I thought getting investment would be much easier
When I first entered the startup world, I thought raising investment would be much simpler.
You see thousands of VC firms, venture studios, family offices, and investors everywhere. Almost all of them say they invest in “pre-seed” or “idea stage” startups.
So naturally, you think:
“If the idea is strong and the product is technically difficult, investors will understand the value.”
But after reaching out to 2,000+ investors while building VertoX, I realized something important:
A lot of “pre-seed” today is not really early anymore.
Most investors still want traction first.
Users.
Revenue.
Growth.
Momentum.
And honestly, I wish more founders understood this earlier.
Another thing I hear a lot now is:
“AI tools make building products easy.”
And yes, some products absolutely can be built very fast now.
But not everything is the same.
Some products require real infrastructure, research, engineering, and time.

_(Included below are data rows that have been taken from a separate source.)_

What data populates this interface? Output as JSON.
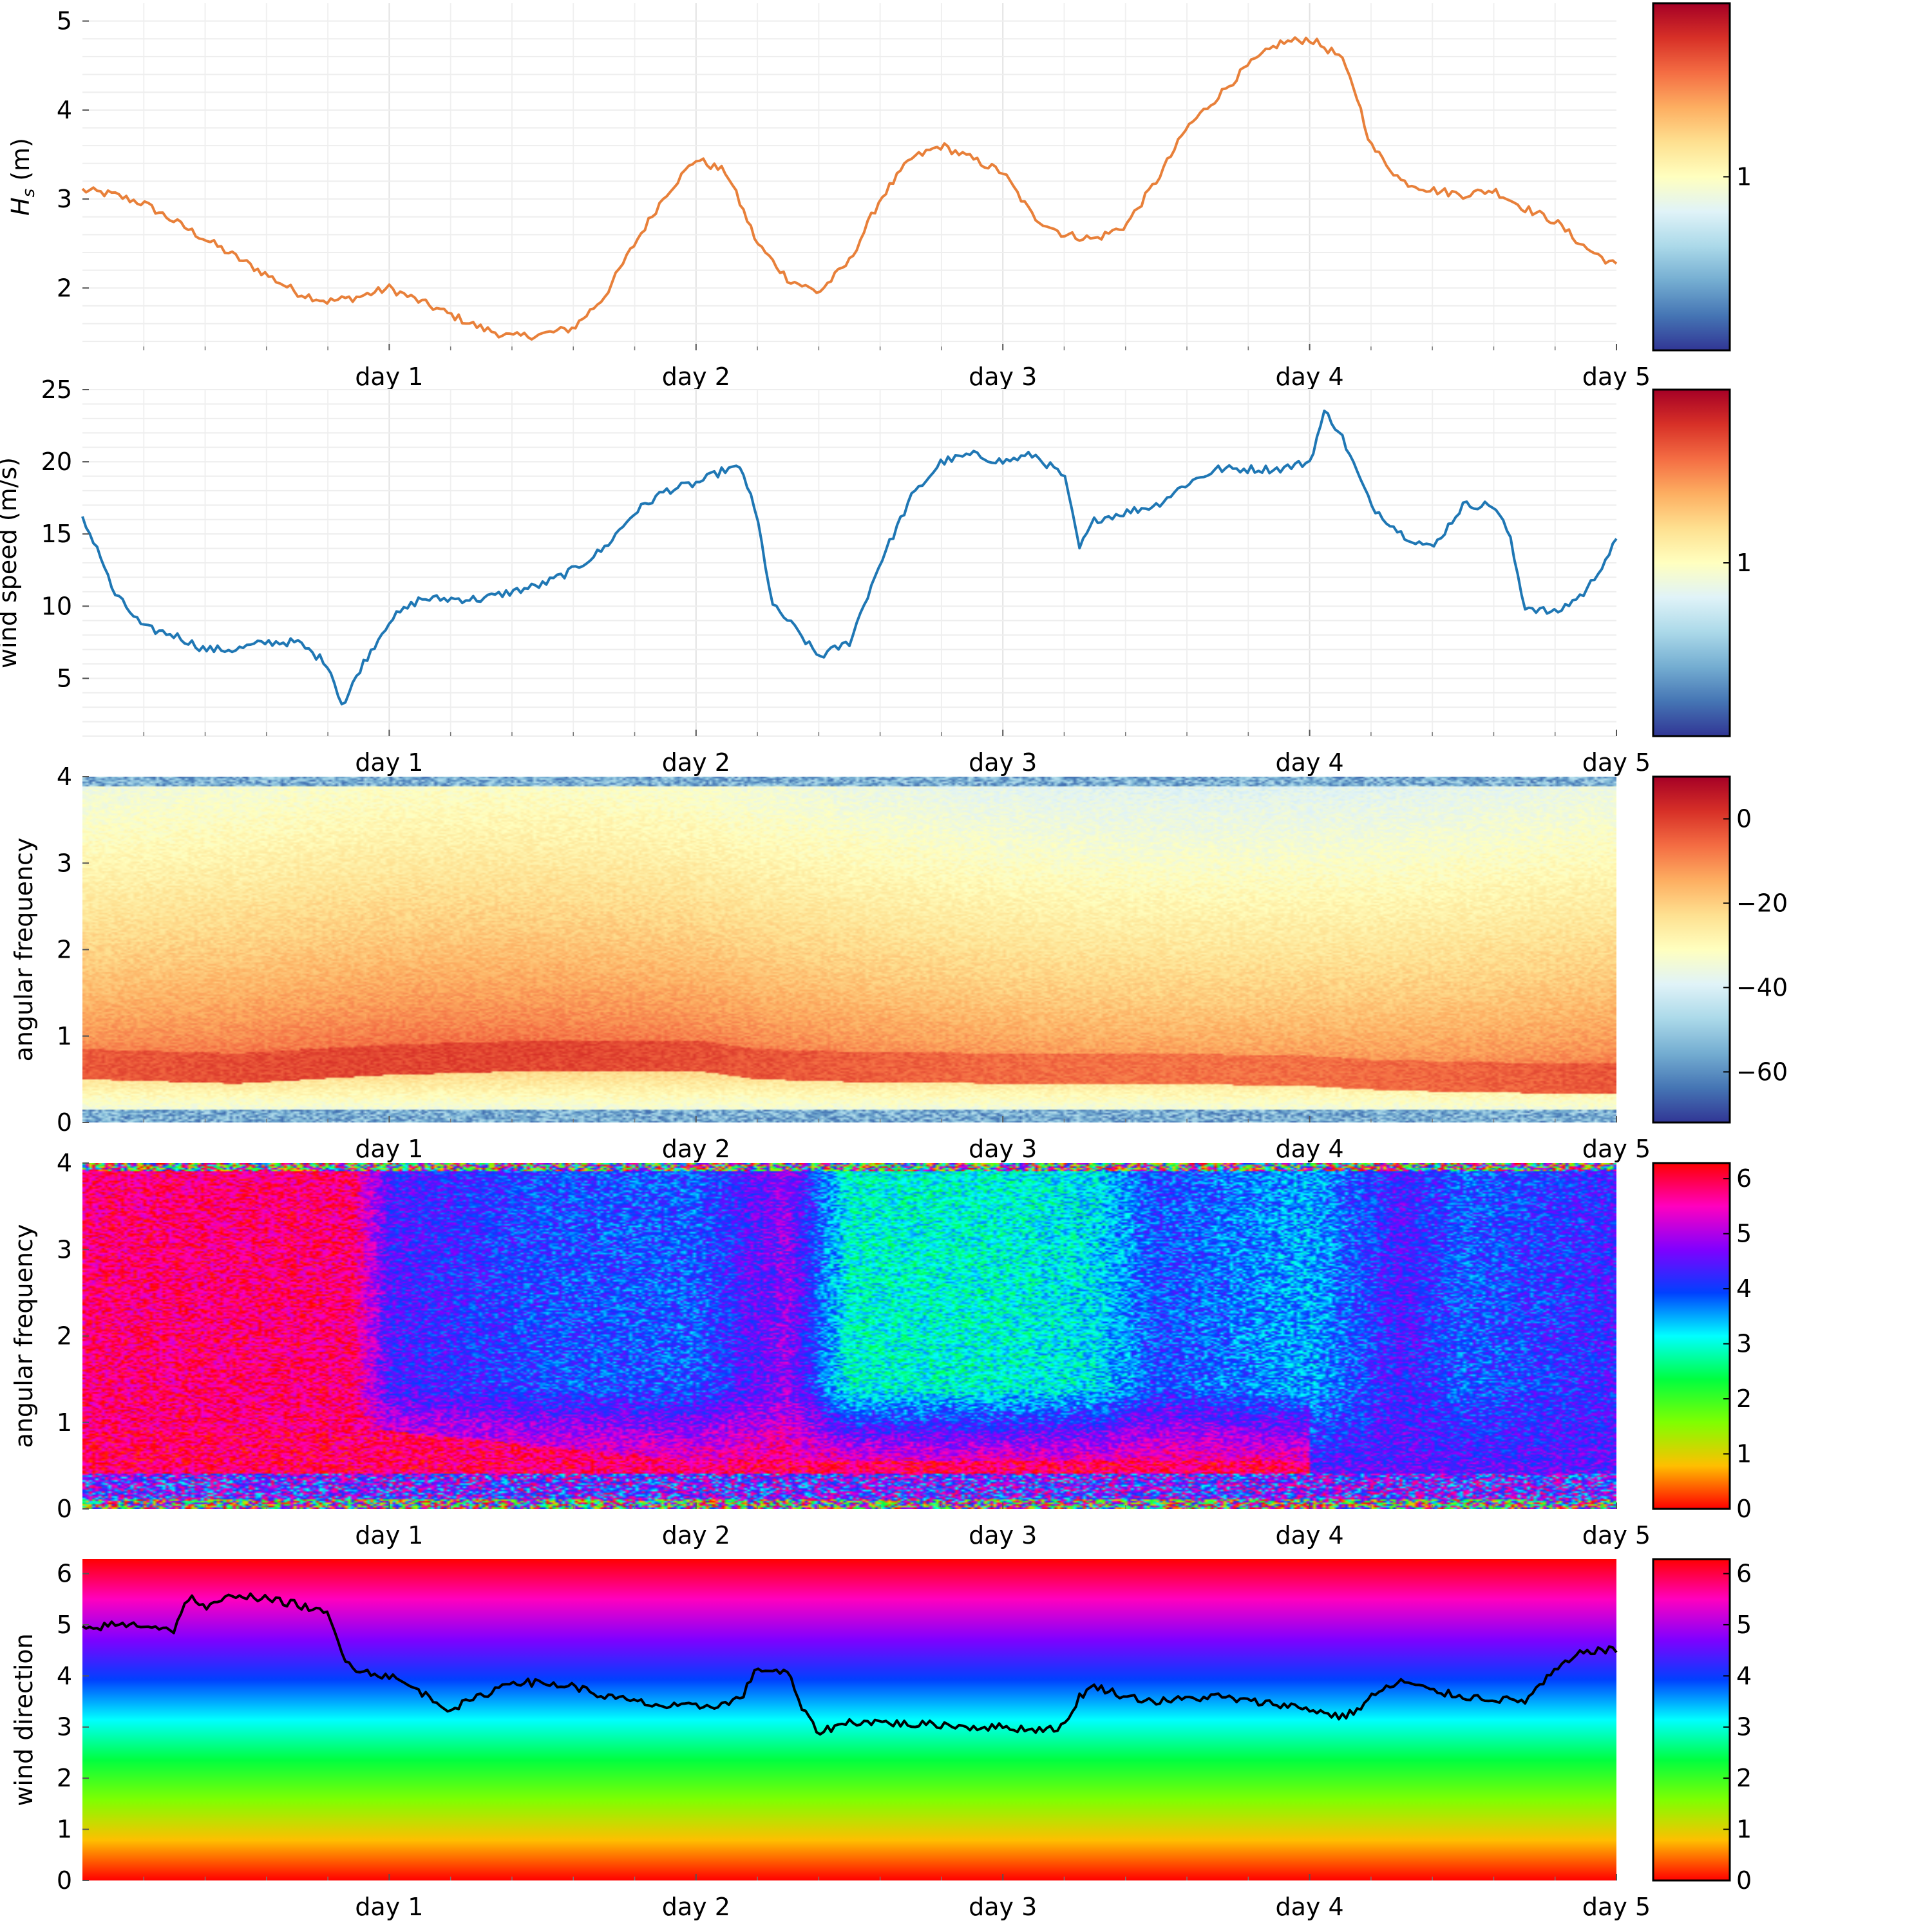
{
  "chart_data": [
    {
      "type": "line",
      "ylabel": "H_s (m)",
      "ylabel_main": "H",
      "ylabel_sub": "s",
      "ylabel_unit": " (m)",
      "x_ticks": [
        "day 1",
        "day 2",
        "day 3",
        "day 4",
        "day 5"
      ],
      "xlim": [
        0,
        5
      ],
      "ylim": [
        1.3,
        5.2
      ],
      "y_ticks": [
        "2",
        "3",
        "4",
        "5"
      ],
      "grid": true,
      "line_color": "#e8803a",
      "x": [
        0,
        0.1,
        0.2,
        0.3,
        0.4,
        0.5,
        0.6,
        0.7,
        0.8,
        0.9,
        1.0,
        1.1,
        1.2,
        1.3,
        1.4,
        1.5,
        1.6,
        1.7,
        1.8,
        1.9,
        2.0,
        2.1,
        2.15,
        2.2,
        2.3,
        2.4,
        2.5,
        2.6,
        2.7,
        2.8,
        2.9,
        3.0,
        3.1,
        3.2,
        3.3,
        3.4,
        3.5,
        3.6,
        3.7,
        3.8,
        3.9,
        4.0,
        4.1,
        4.15,
        4.2,
        4.3,
        4.4,
        4.5,
        4.6,
        4.7,
        4.8,
        4.9,
        5.0
      ],
      "values": [
        3.1,
        3.05,
        2.95,
        2.75,
        2.55,
        2.35,
        2.15,
        1.95,
        1.85,
        1.9,
        2.0,
        1.85,
        1.7,
        1.55,
        1.45,
        1.48,
        1.55,
        1.9,
        2.5,
        3.05,
        3.45,
        3.3,
        2.9,
        2.5,
        2.1,
        1.95,
        2.3,
        3.0,
        3.45,
        3.6,
        3.45,
        3.3,
        2.8,
        2.6,
        2.55,
        2.7,
        3.2,
        3.8,
        4.15,
        4.5,
        4.75,
        4.8,
        4.6,
        4.2,
        3.6,
        3.2,
        3.1,
        3.05,
        3.1,
        2.9,
        2.75,
        2.45,
        2.25
      ],
      "colorbar": {
        "cmap": "RdYlBu_r",
        "ticks": [
          "1"
        ]
      }
    },
    {
      "type": "line",
      "ylabel": "wind speed (m/s)",
      "x_ticks": [
        "day 1",
        "day 2",
        "day 3",
        "day 4",
        "day 5"
      ],
      "xlim": [
        0,
        5
      ],
      "ylim": [
        1,
        25
      ],
      "y_ticks": [
        "5",
        "10",
        "15",
        "20",
        "25"
      ],
      "grid": true,
      "line_color": "#1f77b4",
      "x": [
        0,
        0.05,
        0.1,
        0.2,
        0.3,
        0.4,
        0.5,
        0.6,
        0.7,
        0.8,
        0.85,
        0.9,
        1.0,
        1.1,
        1.2,
        1.3,
        1.4,
        1.5,
        1.6,
        1.7,
        1.8,
        1.9,
        2.0,
        2.1,
        2.15,
        2.2,
        2.25,
        2.3,
        2.4,
        2.5,
        2.6,
        2.7,
        2.8,
        2.9,
        3.0,
        3.1,
        3.2,
        3.25,
        3.3,
        3.4,
        3.5,
        3.6,
        3.7,
        3.8,
        3.9,
        4.0,
        4.05,
        4.1,
        4.2,
        4.3,
        4.4,
        4.5,
        4.6,
        4.65,
        4.7,
        4.8,
        4.9,
        5.0
      ],
      "values": [
        16,
        14,
        11,
        8.5,
        8,
        7,
        7,
        7.5,
        7.5,
        6,
        3,
        5.5,
        9,
        10.5,
        10.5,
        10.5,
        11,
        11.5,
        12.5,
        14,
        16.5,
        18,
        18.5,
        19.5,
        19.5,
        16,
        10,
        9,
        6.5,
        7.5,
        13,
        17.5,
        20,
        20.5,
        20,
        20.5,
        19,
        14,
        16,
        16.5,
        17,
        18.5,
        19.5,
        19.5,
        19.5,
        20,
        23.5,
        22,
        17,
        15,
        14,
        17,
        17,
        15,
        10,
        9.5,
        11,
        14.5
      ],
      "colorbar": {
        "cmap": "RdYlBu_r",
        "ticks": [
          "1"
        ]
      }
    },
    {
      "type": "heatmap",
      "ylabel": "angular frequency",
      "x_ticks": [
        "day 1",
        "day 2",
        "day 3",
        "day 4",
        "day 5"
      ],
      "xlim": [
        0,
        5
      ],
      "ylim": [
        0,
        4
      ],
      "y_ticks": [
        "0",
        "1",
        "2",
        "3",
        "4"
      ],
      "cmap": "RdYlBu_r",
      "value_range": [
        -72,
        10
      ],
      "peak_frequency_x": [
        0,
        0.5,
        1.0,
        1.5,
        2.0,
        2.2,
        2.5,
        3.0,
        3.5,
        4.0,
        4.2,
        4.5,
        5.0
      ],
      "peak_frequency_y": [
        0.75,
        0.7,
        0.8,
        0.85,
        0.85,
        0.75,
        0.72,
        0.7,
        0.7,
        0.67,
        0.63,
        0.6,
        0.58
      ],
      "colorbar": {
        "cmap": "RdYlBu_r",
        "ticks": [
          "0",
          "−20",
          "−40",
          "−60"
        ],
        "range": [
          -72,
          10
        ]
      }
    },
    {
      "type": "heatmap",
      "ylabel": "angular frequency",
      "x_ticks": [
        "day 1",
        "day 2",
        "day 3",
        "day 4",
        "day 5"
      ],
      "xlim": [
        0,
        5
      ],
      "ylim": [
        0,
        4
      ],
      "y_ticks": [
        "0",
        "1",
        "2",
        "3",
        "4"
      ],
      "cmap": "hsv",
      "value_range": [
        0,
        6.2832
      ],
      "direction_field_x": [
        0,
        0.5,
        0.9,
        1.0,
        1.5,
        2.0,
        2.3,
        2.5,
        3.0,
        3.3,
        3.5,
        4.0,
        4.3,
        4.5,
        5.0
      ],
      "direction_field_high_freq": [
        5.3,
        5.8,
        5.6,
        4.4,
        4.0,
        3.9,
        4.8,
        3.0,
        3.0,
        3.2,
        4.0,
        3.5,
        4.4,
        3.9,
        4.3
      ],
      "colorbar": {
        "cmap": "hsv",
        "ticks": [
          "0",
          "1",
          "2",
          "3",
          "4",
          "5",
          "6"
        ],
        "range": [
          0,
          6.2832
        ]
      }
    },
    {
      "type": "line",
      "ylabel": "wind direction",
      "x_ticks": [
        "day 1",
        "day 2",
        "day 3",
        "day 4",
        "day 5"
      ],
      "xlim": [
        0,
        5
      ],
      "ylim": [
        0,
        6.2832
      ],
      "y_ticks": [
        "0",
        "1",
        "2",
        "3",
        "4",
        "5",
        "6"
      ],
      "line_color": "#000000",
      "background_cmap": "hsv",
      "x": [
        0,
        0.1,
        0.2,
        0.3,
        0.35,
        0.4,
        0.5,
        0.6,
        0.7,
        0.8,
        0.85,
        0.9,
        1.0,
        1.1,
        1.15,
        1.2,
        1.3,
        1.4,
        1.5,
        1.6,
        1.7,
        1.8,
        1.9,
        2.0,
        2.1,
        2.15,
        2.2,
        2.3,
        2.35,
        2.4,
        2.5,
        2.6,
        2.7,
        2.8,
        2.9,
        3.0,
        3.1,
        3.2,
        3.25,
        3.3,
        3.4,
        3.5,
        3.6,
        3.7,
        3.8,
        3.9,
        4.0,
        4.1,
        4.15,
        4.2,
        4.3,
        4.4,
        4.5,
        4.6,
        4.7,
        4.8,
        4.9,
        5.0
      ],
      "values": [
        4.9,
        5.0,
        5.0,
        4.9,
        5.6,
        5.3,
        5.6,
        5.5,
        5.4,
        5.2,
        4.4,
        4.1,
        4.0,
        3.7,
        3.5,
        3.35,
        3.6,
        3.9,
        3.85,
        3.8,
        3.6,
        3.5,
        3.4,
        3.4,
        3.45,
        3.6,
        4.15,
        4.05,
        3.3,
        2.9,
        3.1,
        3.1,
        3.05,
        3.05,
        3.0,
        3.0,
        2.95,
        3.0,
        3.6,
        3.8,
        3.6,
        3.5,
        3.55,
        3.6,
        3.5,
        3.45,
        3.35,
        3.2,
        3.3,
        3.6,
        3.9,
        3.7,
        3.6,
        3.55,
        3.5,
        4.1,
        4.5,
        4.5
      ],
      "colorbar": {
        "cmap": "hsv",
        "ticks": [
          "0",
          "1",
          "2",
          "3",
          "4",
          "5",
          "6"
        ],
        "range": [
          0,
          6.2832
        ]
      }
    }
  ]
}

Building VertoX is not just prompting an editor.
We’re working on real-time multilingual voice systems with low latency, streaming architecture, ASR, NMT, TTS, and voice preservation, emotion transfer, and natural communication.
That takes time.
Still, I learned a lot through this process.
Especially from the investors who actually took time to explain why they passed, what milestones mattered, and what they would need to see in the future.
Those conversations taught me more than most startup advice online ever could.